Search code examples
rdecimalformatdecimal-point

Formatting decimal places in a character column. as.numeric erase the values in the column


I am working with a dataset where a column contains variables with many decimal figures.

Examples:

,958229561278528615818098193915712388824
2,05561009284393218251509777394193942492
2,72096803821411321343605598060792704404
2,00324997757400185789440370684992098409

and I would need to format differently the decimal places.
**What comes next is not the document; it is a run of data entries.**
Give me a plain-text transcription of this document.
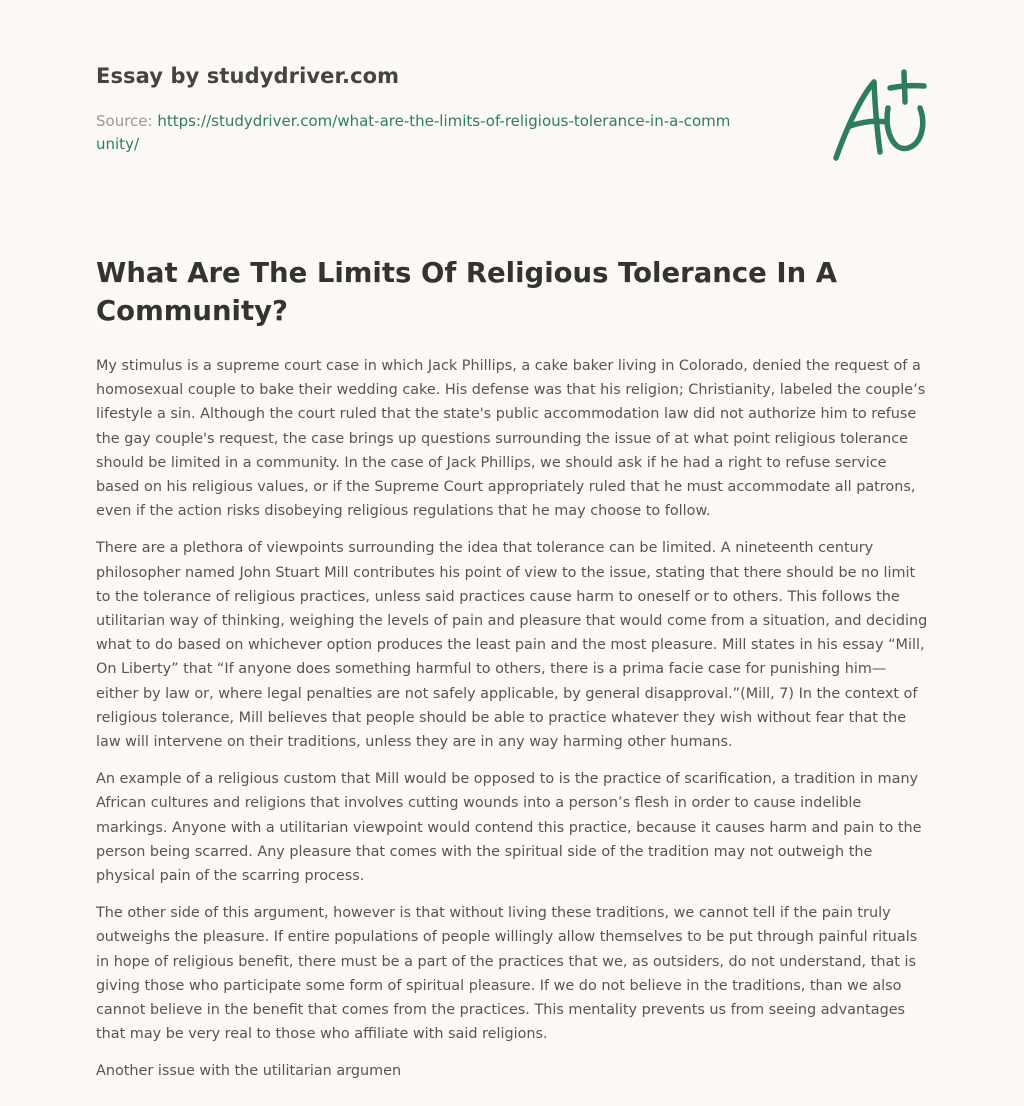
Essay by studydriver.com
Source: https://studydriver.com/what-are-the-limits-of-religious-tolerance-in-a-community/
What Are The Limits Of Religious Tolerance In A Community?

My stimulus is a supreme court case in which Jack Phillips, a cake baker living in Colorado, denied the request of a homosexual couple to bake their wedding cake. His defense was that his religion; Christianity, labeled the couple’s lifestyle a sin. Although the court ruled that the state's public accommodation law did not authorize him to refuse the gay couple's request, the case brings up questions surrounding the issue of at what point religious tolerance should be limited in a community. In the case of Jack Phillips, we should ask if he had a right to refuse service based on his religious values, or if the Supreme Court appropriately ruled that he must accommodate all patrons, even if the action risks disobeying religious regulations that he may choose to follow.

There are a plethora of viewpoints surrounding the idea that tolerance can be limited. A nineteenth century philosopher named John Stuart Mill contributes his point of view to the issue, stating that there should be no limit to the tolerance of religious practices, unless said practices cause harm to oneself or to others. This follows the utilitarian way of thinking, weighing the levels of pain and pleasure that would come from a situation, and deciding what to do based on whichever option produces the least pain and the most pleasure. Mill states in his essay “Mill, On Liberty” that “If anyone does something harmful to others, there is a prima facie case for punishing him—either by law or, where legal penalties are not safely applicable, by general disapproval.”(Mill, 7) In the context of religious tolerance, Mill believes that people should be able to practice whatever they wish without fear that the law will intervene on their traditions, unless they are in any way harming other humans.

An example of a religious custom that Mill would be opposed to is the practice of scarification, a tradition in many African cultures and religions that involves cutting wounds into a person’s flesh in order to cause indelible markings. Anyone with a utilitarian viewpoint would contend this practice, because it causes harm and pain to the person being scarred. Any pleasure that comes with the spiritual side of the tradition may not outweigh the physical pain of the scarring process.

The other side of this argument, however is that without living these traditions, we cannot tell if the pain truly outweighs the pleasure. If entire populations of people willingly allow themselves to be put through painful rituals in hope of religious benefit, there must be a part of the practices that we, as outsiders, do not understand, that is giving those who participate some form of spiritual pleasure. If we do not believe in the traditions, than we also cannot believe in the benefit that comes from the practices. This mentality prevents us from seeing advantages that may be very real to those who affiliate with said religions.

Another issue with the utilitarian argumen
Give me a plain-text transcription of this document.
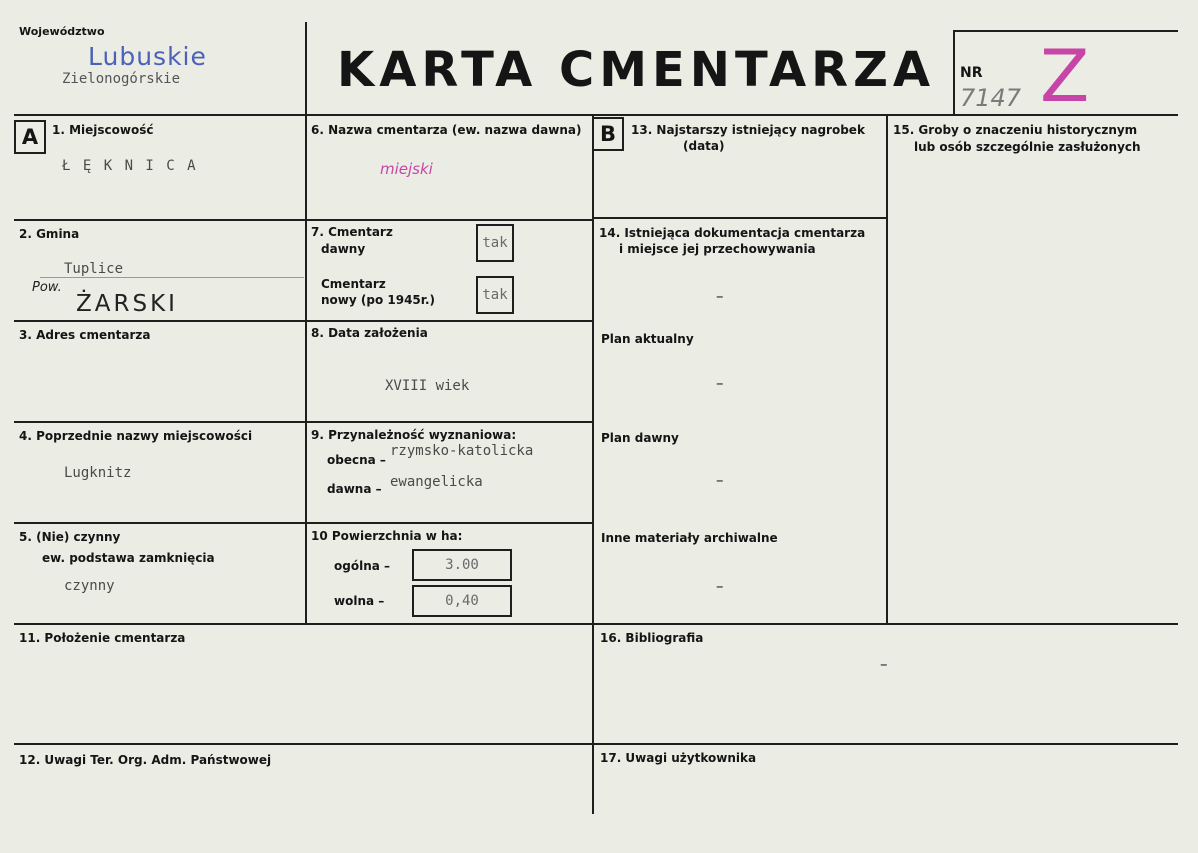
Województwo
Lubuskie
Zielonogórskie	KARTA CMENTARZA NR
7147 Z
A	1. Miejscowość
Ł Ę K N I C A
2. Gmina
Tuplice
Pow.
ŻARSKI
3. Adres cmentarza
4. Poprzednie nazwy miejscowości
Lugknitz
5. (Nie) czynny
ew. podstawa zamknięcia
czynny
6. Nazwa cmentarza (ew. nazwa dawna)
miejski
7. Cmentarz
dawny	tak
Cmentarz
nowy (po 1945r.)	tak
8. Data założenia
XVIII wiek
9. Przynależność wyznaniowa:
obecna –
rzymsko-katolicka
dawna – ewangelicka
10 Powierzchnia w ha:
ogólna –	3.00
wolna –	0,40
11. Położenie cmentarza
12. Uwagi Ter. Org. Adm. Państwowej
B	13. Najstarszy istniejący nagrobek
(data)
14. Istniejąca dokumentacja cmentarza
i miejsce jej przechowywania
–
Plan aktualny
–
Plan dawny
–
Inne materiały archiwalne
–
15. Groby o znaczeniu historycznym
lub osób szczególnie zasłużonych
16. Bibliografia
–
17. Uwagi użytkownika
The column is read as character in R. As long as it stays so, I can not use any function such as round() or similar ones.

The problem is that

as.numeric((data$value))
as.numeric((as.character(data$value))

will both erase my column, giving me back a column of NAs. I also tried to import the dataset directly from the interface and converting the column to numeric, but it just gives an "unknown" format of the column and it formats the figures like this: 6.8e+38 1.9e+38 5.9e+38

which I don't want either.

Extra info: the dataset has been created directly in R by manipulating (merge, left_join) other datasets.

Any help is greatly appreciated!


Solution

  • I assume you are somewhere which uses a comma for a decimal point, and perhaps a decimal point in place of a thousands separator.

    As an example:

    df <- c(',958229561278528615818098193915712388824', '2,05561009284393218251509777394193942492', '2,72096803821411321343605598060792704404', '2,00324997757400185789440370684992098409')
    

    First, remove any decimal points, because they may be thousands separators. Then, replace the comma with a decimal point:

    as.numeric(gsub(',', '.', gsub('\\.', '', df)))
    

    Edit: however, if you intend to use more than the first few decimal places, you may run into problems with precision. Look into the package Rmpfr if you need arbitrary precision.